Don Shula, NFL's all-time winningest head coach and leader of undefeated 1972 Dolphins, dies at age 90


Don Shula coached 33 seasons in the NFL. He had two losing teams.

That’s just one remarkable feat from Shula, whose 347 wins are a record for an NFL coach. Shula, the coach of the only perfect team in NFL history, died Monday. He was 90.

Picking one Shula accomplishment over another is hard, but it’s probably safe to start with his 1972 Miami Dolphins.

Don Shula guides perfect 1972 Dolphins

The Dolphins finished that season with a perfect record, the only undefeated and untied NFL champion in the league’s history. It took 35 more years before the second undefeated regular season in the Super Bowl era, when the 2007 New England Patriots did it.

The Dolphins had the first perfect season in NFL history despite needing backup quarterback Earl Morrall to start nine regular-season games and two playoff games after Hall of Fame starter Bob Griese broke his ankle. That the Dolphins kept winning with Griese sidelined is a testament to Shula’s steady leadership.

The next season, the Dolphins weren’t perfect but they were champions again. Miami went 12-2 and beat the Minnesota Vikings 24-7 in Super Bowl VIII.

Miami Dolphins coach Don Shula coached the only perfect Super Bowl championship team. (AP photo)
Miami Dolphins coach Don Shula coached the only perfect Super Bowl championship team. (AP photo)

Shula was a consistent winner

If there’s one criticism of Shula, it’s that he fell short more often than not in the Super Bowl.

Shula’s Baltimore Colts lost to the New York Jets in a monumental Super Bowl III upset. Shula’s Dolphins made it back to the Super Bowl at the end of the 1982 and 1984 seasons, but lost both times. Super Bowl VII and VIII were Shula’s only championships.

But Shula’s consistent winning defined him. He won 16 division titles and finished 172 games over .500 in regular-season play. He holds another NFL record with 19 playoff appearances as a head coach. His only losing seasons were a 6-8 mark in 1976 and a 6-10 mark in 1988. That’s an unbelievable stretch of consistency.

Shula also changed with the times. Shula’s great 1972 team passed just 259 times in 14 regular season games and had just 264 net passing yards in three playoff games as it relied on a great running game and a standout defense. When Shula went back to the Super Bowl at the end of the 1984 season, it was with second-year quarterback Dan Marino, who set records with 5,084 passing yards and 48 touchdowns that season.

Shula retired after 1995 season

After a blowout playoff loss to the Buffalo Bills, Shula was told to make sweeping changes to his coaching staff. He refused. That ended a legendary coaching career.

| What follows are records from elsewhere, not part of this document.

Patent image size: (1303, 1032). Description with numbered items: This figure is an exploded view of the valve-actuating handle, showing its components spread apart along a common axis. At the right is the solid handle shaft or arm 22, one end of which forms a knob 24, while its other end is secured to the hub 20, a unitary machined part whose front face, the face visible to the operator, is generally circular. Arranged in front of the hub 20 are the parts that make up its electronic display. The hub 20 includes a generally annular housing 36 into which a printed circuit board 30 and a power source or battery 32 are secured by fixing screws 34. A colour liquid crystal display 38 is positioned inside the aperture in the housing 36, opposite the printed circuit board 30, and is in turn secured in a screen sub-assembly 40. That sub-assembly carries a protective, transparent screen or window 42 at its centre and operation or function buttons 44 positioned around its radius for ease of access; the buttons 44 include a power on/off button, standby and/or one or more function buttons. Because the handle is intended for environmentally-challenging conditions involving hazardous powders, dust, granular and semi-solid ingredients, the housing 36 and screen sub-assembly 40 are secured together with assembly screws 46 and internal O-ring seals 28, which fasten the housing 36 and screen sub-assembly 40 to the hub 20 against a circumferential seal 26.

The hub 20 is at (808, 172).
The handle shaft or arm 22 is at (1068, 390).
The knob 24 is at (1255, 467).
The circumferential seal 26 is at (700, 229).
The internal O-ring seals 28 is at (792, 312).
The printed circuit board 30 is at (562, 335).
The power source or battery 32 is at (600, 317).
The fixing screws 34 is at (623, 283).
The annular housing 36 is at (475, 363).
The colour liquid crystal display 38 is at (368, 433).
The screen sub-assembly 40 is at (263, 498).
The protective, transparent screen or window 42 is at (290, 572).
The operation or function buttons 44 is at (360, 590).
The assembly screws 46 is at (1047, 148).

Shula’s old-school leadership was one reason he was so highly regarded long after he retired from coaching. He was named Sports Illustrated’s Sportsman of the Year in 1993, the only pro coach to ever get that honor. His name was attached to a successful chain of steakhouses long after he coached his last NFL game.

Shula, who also played seven NFL seasons as a defensive back for the Cleveland Browns, Baltimore Colts and Washington Redskins, was inducted into the Pro Football Hall of Fame in 1997.